L'affaire DSK, qui excite depuis quelques jours notre système médiatique, me met mal à l'aise depuis que j'en ai eu connaissance. Une fois de plus apparaissent avec évidence les limites de l'information : s'en tenir aux seuls faits. 

Ces faits tiennent en peu de mots mais sont chargés d'une très forte portée symbolique. Ils sont à la fois "incroyables" et tout à fait crédibles. Sauf que c'est indécidable : il est actuellement impossible de savoir ce qui s'est réellement passé. Face à cette histoire insensée c'est le doute qui s'impose.

Le doute est dénué d'orientation. C'est ce qui le rend fécond. Mais pas forcément pour le meilleur... Il libère la pensée hors de ses chemins habituels mais, en l'absence de sens chacun réagit selon selon un système de pensée qui lui est propre, issu de ses profondeurs et donc largement inconscient. Des peurs peuvent ressurgir en force. L'incertitude ouvre beaucoup de pistes sans permettre d'en choisir aucune. Sauf, peut-être, celle de ne pas choisir tant que rien n'y oblige. La sagesse recommanderait d'attendre que de nouveaux faits permettent de préciser les choses. 

Mais l'incertitude suscite un inconfort. Elle contraint à penser autrement, à s'aventurer vers l'inconnu. Ne pas savoir dans quel sens penser suscite une inquiétude qui ne trouverait un apaisement que dans des explications plausibles. Et là... tout peut convenir ! L'imagination se lâche, les fantasmes se déchaînent. Surtout s'il est question de sexualité !

Je ne sais pas ce qui s'est joué, ou pas, dans une chambre d'hotel entre un homme d'envergure internationale et une femme de chambre. En l'absence de nouveaux faits établis et vérifiés je ne peux rien décider, ne sachant pas lequel des deux est la victime de l'autre. Laisser aller ma pensée c'est au mieux la laisser flotter comme un voilier sans vent, au pire tenter de répondre par moi même en prenant parti pour l'un ou l'autre. Je refuse de suivre cette voie. D'autres s'y engouffrent sans vergogne en préjugeant de la culpabilité de l'un, accessoirement chargé de représentations, ou de l'autre selon leur système de pensée, leurs peurs, leur conditionnement mental.

J'aurais aimé n'être informé que de ce qui est suffisamment certain et fiable pour être propagé. Mais un certain système médiatique s'est depuis longtemps donné pour mission de répondre au besoin de sens.
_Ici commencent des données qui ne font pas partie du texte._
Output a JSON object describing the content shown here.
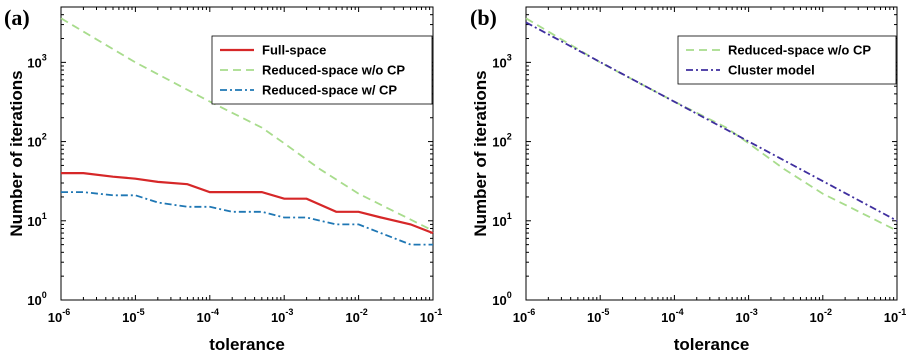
{
  "chart_data": [
    {
      "type": "line",
      "panel_label": "(a)",
      "xlabel": "tolerance",
      "ylabel": "Number of iterations",
      "xscale": "log",
      "yscale": "log",
      "xlim": [
        1e-06,
        0.1
      ],
      "ylim": [
        1,
        5000
      ],
      "x_ticks": [
        {
          "base": "10",
          "exp": "-6"
        },
        {
          "base": "10",
          "exp": "-5"
        },
        {
          "base": "10",
          "exp": "-4"
        },
        {
          "base": "10",
          "exp": "-3"
        },
        {
          "base": "10",
          "exp": "-2"
        },
        {
          "base": "10",
          "exp": "-1"
        }
      ],
      "y_ticks": [
        {
          "base": "10",
          "exp": "0"
        },
        {
          "base": "10",
          "exp": "1"
        },
        {
          "base": "10",
          "exp": "2"
        },
        {
          "base": "10",
          "exp": "3"
        }
      ],
      "grid": false,
      "legend_position": "top-right",
      "series": [
        {
          "name": "Full-space",
          "color": "#d62728",
          "style": "solid",
          "x": [
            1e-06,
            2e-06,
            5e-06,
            1e-05,
            2e-05,
            5e-05,
            0.0001,
            0.0002,
            0.0005,
            0.001,
            0.002,
            0.005,
            0.01,
            0.02,
            0.05,
            0.1
          ],
          "y": [
            40,
            40,
            36,
            34,
            31,
            29,
            23,
            23,
            23,
            19,
            19,
            13,
            13,
            11,
            9,
            7
          ]
        },
        {
          "name": "Reduced-space w/o CP",
          "color": "#a8dc8c",
          "style": "dashed",
          "x": [
            1e-06,
            1e-05,
            0.0001,
            0.0005,
            0.001,
            0.003,
            0.01,
            0.1
          ],
          "y": [
            3600,
            1000,
            320,
            150,
            95,
            45,
            22,
            7.5
          ]
        },
        {
          "name": "Reduced-space w/ CP",
          "color": "#1f77b4",
          "style": "dashdot",
          "x": [
            1e-06,
            2e-06,
            5e-06,
            1e-05,
            2e-05,
            5e-05,
            0.0001,
            0.0002,
            0.0005,
            0.001,
            0.002,
            0.005,
            0.01,
            0.02,
            0.05,
            0.1
          ],
          "y": [
            23,
            23,
            21,
            21,
            17,
            15,
            15,
            13,
            13,
            11,
            11,
            9,
            9,
            7,
            5,
            5
          ]
        }
      ]
    },
    {
      "type": "line",
      "panel_label": "(b)",
      "xlabel": "tolerance",
      "ylabel": "Number of iterations",
      "xscale": "log",
      "yscale": "log",
      "xlim": [
        1e-06,
        0.1
      ],
      "ylim": [
        1,
        5000
      ],
      "x_ticks": [
        {
          "base": "10",
          "exp": "-6"
        },
        {
          "base": "10",
          "exp": "-5"
        },
        {
          "base": "10",
          "exp": "-4"
        },
        {
          "base": "10",
          "exp": "-3"
        },
        {
          "base": "10",
          "exp": "-2"
        },
        {
          "base": "10",
          "exp": "-1"
        }
      ],
      "y_ticks": [
        {
          "base": "10",
          "exp": "0"
        },
        {
          "base": "10",
          "exp": "1"
        },
        {
          "base": "10",
          "exp": "2"
        },
        {
          "base": "10",
          "exp": "3"
        }
      ],
      "grid": false,
      "legend_position": "top-right",
      "series": [
        {
          "name": "Reduced-space w/o CP",
          "color": "#a8dc8c",
          "style": "dashed",
          "x": [
            1e-06,
            1e-05,
            0.0001,
            0.0005,
            0.001,
            0.003,
            0.01,
            0.1
          ],
          "y": [
            3600,
            1000,
            320,
            150,
            95,
            45,
            22,
            7.5
          ]
        },
        {
          "name": "Cluster model",
          "color": "#3f2f9f",
          "style": "dashdot",
          "x": [
            1e-06,
            0.1
          ],
          "y": [
            3200,
            10
          ]
        }
      ]
    }
  ]
}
Comme pour nous aider à penser. Comme pour combler au plus vite l'absence de sens. Surtout ne pas rester sans explications ! Alors à partir de faits établis s'élaborent des scénarios du possible. De supputations en suppositions sont proposées des pistes de réflexion plus ou moins prémâchées, finissant par tout mélanger et semer la confusion dans les esprits. Là où prévaudrait la sobriété et la discrétion, à l'instar de ce qui se passe pour les deux otages détenus en Afghanistan depuis plus de 500 jours, un homme est de plus en plus ouvertement suspecté. La présomption d'innocence est de plus en plus bafouée.

Ça me dérange beaucoup.

Des personnes n'hésitent pas à se saisir de cette affaire pour avancer leurs idées, par ailleurs louables. Je pense à des voix féministes, que j'ai trouvé déplacées. En tout cas bien trop précoces.

Il sera bien temps de dénoncer et punir d'éventuelles pratiques absolument condamnables à l'égard de cette femme si les faits dont elle se plaint sont avérés. Mais si ce n'est pas le cas le battage médiatique et la parole donnée à des personnes un peu trop promptes à vouloir trancher sera désastreux pour un homme qui ne pourra probablement pas se défaire de cette histoire.

Dans un cas comme dans l'autre il y aura une victime. Et vu le retentissement de cette affaire, il se pourrait même qu'il y en ait deux.